What happened yesterday?
Mortgage backed securities (MBS) lost -53 basis points from Tuesday's close which caused 30 year fixed rates to move higher.
The benchmark FNMA coupon has now lost -88BPS from Monday's highs.
MBS were under pressure right from the first trade as they tanked -34BPS right out of the gate.Traders have been selling off of their positions as they no longer believe that the benchmark FNMA 3.5% August coupon can sustain their lofty levels of Monday's intra-day high.
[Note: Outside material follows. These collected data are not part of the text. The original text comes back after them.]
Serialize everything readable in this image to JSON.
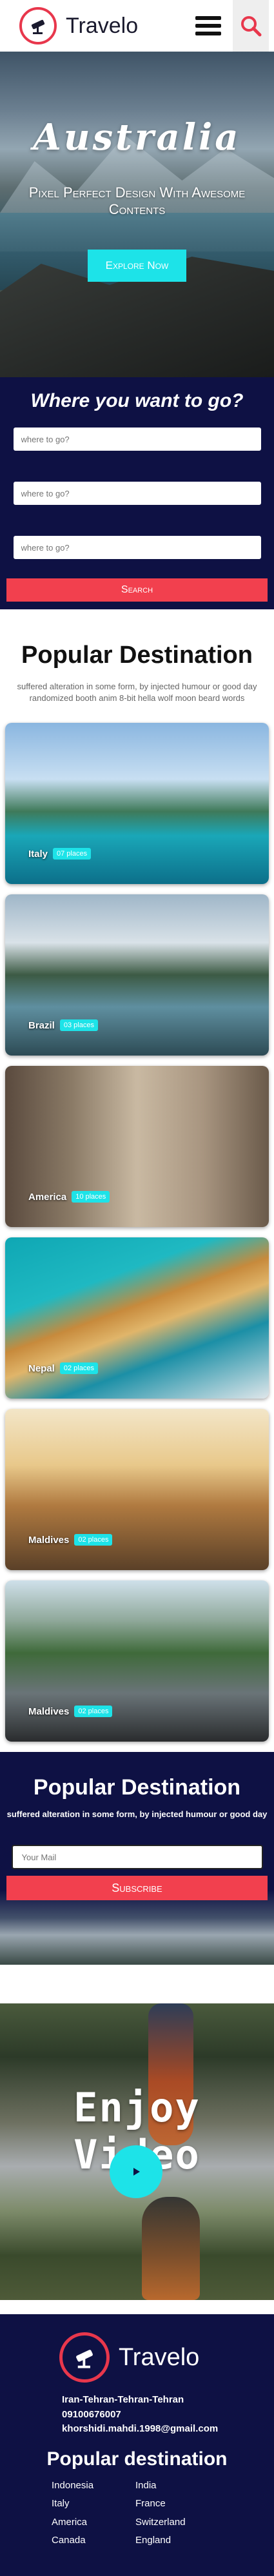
{
  "brand": {
    "name": "Travelo"
  },
  "nav": {
    "menu_icon": "hamburger-icon",
    "search_icon": "search-icon"
  },
  "hero": {
    "title": "Australia",
    "subtitle": "Pixel Perfect Design With Awesome Contents",
    "cta": "Explore Now"
  },
  "search": {
    "title": "Where you want to go?",
    "fields": [
      "where to go?",
      "where to go?",
      "where to go?"
    ],
    "button": "Search"
  },
  "popular": {
    "title": "Popular Destination",
    "description": "suffered alteration in some form, by injected humour or good day randomized booth anim 8-bit hella wolf moon beard words"
  },
  "cards": [
    {
      "name": "Italy",
      "badge": "07 places"
    },
    {
      "name": "Brazil",
      "badge": "03 places"
    },
    {
      "name": "America",
      "badge": "10 places"
    },
    {
      "name": "Nepal",
      "badge": "02 places"
    },
    {
      "name": "Maldives",
      "badge": "02 places"
    },
    {
      "name": "Maldives",
      "badge": "02 places"
    }
  ],
  "newsletter": {
    "title": "Popular Destination",
    "description": "suffered alteration in some form, by injected humour or good day",
    "placeholder": "Your Mail",
    "button": "Subscribe"
  },
  "video": {
    "title": "Enjoy Video",
    "play_icon": "play-icon"
  },
  "footer": {
    "brand": "Travelo",
    "address": "Iran-Tehran-Tehran-Tehran",
    "phone": "09100676007",
    "email": "khorshidi.mahdi.1998@gmail.com",
    "title": "Popular destination",
    "destinations": [
      "Indonesia",
      "India",
      "Italy",
      "France",
      "America",
      "Switzerland",
      "Canada",
      "England"
    ]
  },
  "colors": {
    "accent": "#e8374c",
    "navy": "#0e1144",
    "cyan": "#1de3e8",
    "button_red": "#f2404e"
  }
}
New Home Sales hit a five year high as they rose 8.3% in June. The seasonally adjusted annualized rate of 497K units is still a very small piece of the housing picture and so this report doesn't have the impact on pricing that it once did. But still it was positive economic news and did provide a light amount of pressure on pricing.
The sell off of MBS was accelerated in response to the Flash Eurozone PMI rose to 50.4 (an 18th month high). A reading above 50 shows economic expansion. U.S. based bonds such as MBS have been a huge beneficiary of European weakness - so when European data surprises to the upside, U.S. bonds sell off. Which is what happened here.
We had a 5 year Treasury note auction and the results were released at 1:05EDT. Results: $35 billion at 1.41% with a bid-to-cover ratio of 2.46 which is weaker demand than the 2.57 ratio of the last 10 year note auction. This also pressured MBS and drove us to our worst pricing levels of the day at 1:46EDT which was -82BPS from yesterday's close.
But there was some good news - we did find a new temporary bottom and did get a nice bounce of that support level as MBS rallied from -82 BPS to -54BPS by3:00EDT. That is a +28BPS improvement in pricing from our worst levels of the day.